= Rafique Saigol =

Pakistani businessman

Mian Muhammad Rafique Saigol (1 September 1933 – 10 December 2003) was a Pakistani businessman and politician who served as a member of the National Assembly of Pakistan in 1965. He also served as a chairman of the Pakistan International Airlines.

==Biography==
Rafique Saigol was born on 1 September 1933 in Kolkata, British India to Mian Yousuf Saigol, who founded Saigol Group. He received his early education at The Doon School and Aitchison College. Later, he attended Clemson University, where he studied economics and textile management, graduating in 1953.

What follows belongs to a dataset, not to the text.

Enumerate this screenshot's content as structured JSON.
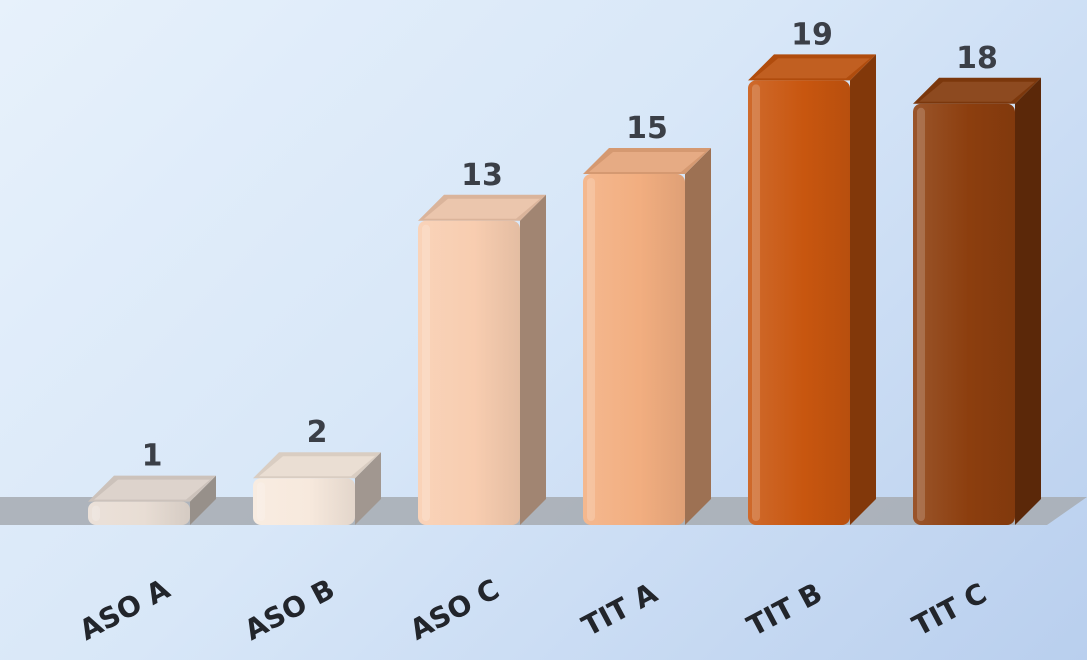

After completing his education, Saigol became the managing director of Kohinoor Textile Mills in Lyallpur (now Faisalabad). Later, he also served as the chairman of the All-Pakistan Textile Mills Association and as the president of the Lahore Chamber of Commerce.

In 1965, Saigol entered politics and was elected to the National Assembly of Pakistan, representing Lyallpur. During his time in the National Assembly, he served as the parliamentary secretary to the Ministry of Communications. He also acted as an adviser to Zulfikar Ali Bhutto. During the nationalization period in Pakistan, Saigol was appointed as a chairman of Pakistan International Airlines in 1972.

Saigol was also one of the founders of the Lahore Stock Exchange and United Bank Limited. One of his younger brother was Azam Saigol. His sister Naz Saigol is married with Mian Mansha.